Lo scaffale degli ultimi respiri

di / 24 maggio 2011

Lei non ha nome. Perché forse non saprebbe pronunciarlo.
Perché è la terra a chiamarla ogni giorno, a chiederle i piedi, a trattenere in ostaggio porzioni di sé, per non lasciarla mai intera.
Concepita a Cracovia, scivolata dal ventre tra le braccia di Bucarest, grazie a mani tedesche che la sentirono piangere. La sua appendice è in Cecoslovacchia e le adenoidi hanno scelto Madrid dopo due operazioni chirurgiche.
Quel che resta abita in Svizzera, dov’è approdata dopo un valzer di viaggi e di odori diversi. Dove «si paga anche per sbattere le ciglia» e dove anche respirare deve essere bello per forza. Perché se qualcuno domanda: “Ti piace star qui?” non è previsto dire di no.

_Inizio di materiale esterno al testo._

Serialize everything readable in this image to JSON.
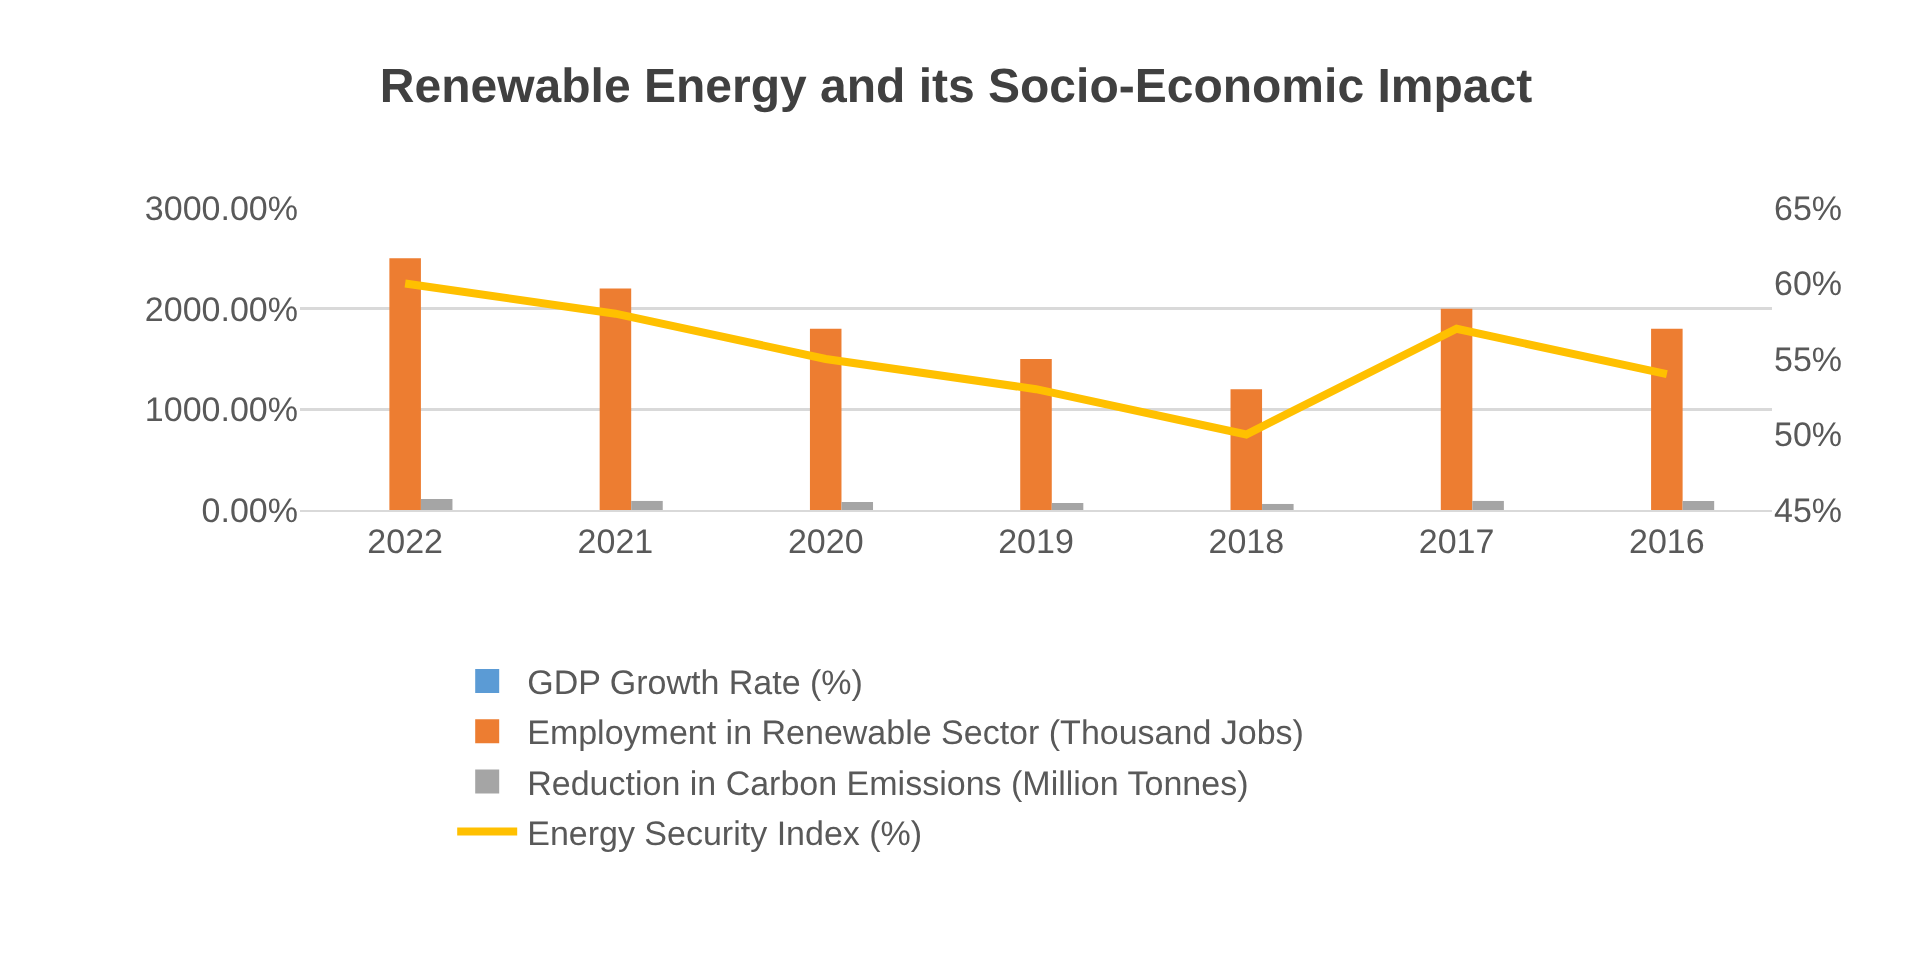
{
  "chart_data": {
    "type": "bar",
    "title": "Renewable Energy and its Socio-Economic Impact",
    "categories": [
      "2022",
      "2021",
      "2020",
      "2019",
      "2018",
      "2017",
      "2016"
    ],
    "series": [
      {
        "name": "GDP Growth Rate (%)",
        "color": "#5b9bd5",
        "values": [
          null,
          null,
          null,
          null,
          null,
          null,
          null
        ]
      },
      {
        "name": "Employment in Renewable Sector (Thousand Jobs)",
        "color": "#ed7d31",
        "values": [
          2500,
          2200,
          1800,
          1500,
          1200,
          2000,
          1800
        ]
      },
      {
        "name": "Reduction in Carbon Emissions (Million Tonnes)",
        "color": "#a5a5a5",
        "values": [
          110,
          90,
          80,
          70,
          60,
          90,
          90
        ]
      },
      {
        "name": "Energy Security Index (%)",
        "type": "line",
        "axis": "y2",
        "color": "#ffc000",
        "values": [
          60,
          58,
          55,
          53,
          50,
          57,
          54
        ]
      }
    ],
    "ylim": [
      0,
      3000
    ],
    "yticks": [
      {
        "value": 0,
        "label": "0.00%"
      },
      {
        "value": 1000,
        "label": "1000.00%"
      },
      {
        "value": 2000,
        "label": "2000.00%"
      },
      {
        "value": 3000,
        "label": "3000.00%"
      }
    ],
    "y2lim": [
      45,
      65
    ],
    "y2ticks": [
      {
        "value": 45,
        "label": "45%"
      },
      {
        "value": 50,
        "label": "50%"
      },
      {
        "value": 55,
        "label": "55%"
      },
      {
        "value": 60,
        "label": "60%"
      },
      {
        "value": 65,
        "label": "65%"
      }
    ],
    "grid": "y",
    "legend": "bottom",
    "marker": "none",
    "line_style": "solid"
  }
}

La sua è gente da circo. È vita da circo.
Ha una famiglia mozzata. Un padre fuggito, una madre stupenda, che può solo guardare perché non sa amarla. E una zia che riempie il suo cuore, finché non si allontana. E poi inizia a morire.
È lei, più nipote che figlia, la protagonista del libro Lo scaffale degli ultimi respiri di Aglaja Veteranyi, ispirato al percorso della stessa autrice, nata in Romania e sbarcata in “Elvezia” con la sua carovana di artisti di strada. Di memorie sbilenche e riti ancestrali.
Un romanzo tagliente e invasivo. Per cui non si origlia dietro la porta, non è possibile rimanere al di qua. Si entra dentro i sapori di quelle lenzuola, nella pentola che riflette le stelle, nel grano lavato ben nove volte prima di essere degno di un dolce.
Una poesia dolorante e magnifica che permea ogni spazio: quello del corpo che si decompone, degli occhi marciti dietro un saluto, dell’inverno scaduto dentro una stanza. Lo stile sposato dalla scrittrice è accecante e straordinario. Breve, quasi sincopato. Una sintassi essenziale, asciutta ma sempre efficace. Abitata di suggestioni e silenzi fortissimi.
Una storia composta «dall’alto della fune», come la avverte Peter Bichsel, per cui si scruta dal basso col fiato bloccato. Una vita senza patria che cerca i suoni per descriversi, i profumi per scaldarsi, che attraversa passioni tradite, rapporti mancati, il senso amaro alla bocca di un destino un po’ zoppo in cui «si passa molto più tempo da morti che da vivi» e allora si versa vino sulle tombe, si ubriacano i defunti, si cambia confine sperando di tornare.
Una girandola di umori e paesi infilati in valigia senza attenzione, una roulotte di parole che non trovano casa, che non vivono dentro una lingua, ma ci scorrono e basta.
Perché forse non esiste una vera lingua madre. Perché nel caso dell’autrice la lingua è più zia che madre, più una creatura che non l’ha generata, ma che affonda comunque nella sua carne. Mescolandosi con le altre voci.
Pochi giorni prima della sua pubblicazione, il 3 febbraio del 2002, la Veteranyi si suicida in riva al Lago di Zurigo. Lasciando il suo talento galleggiare sull’acqua. E la sua intensità su queste pagine.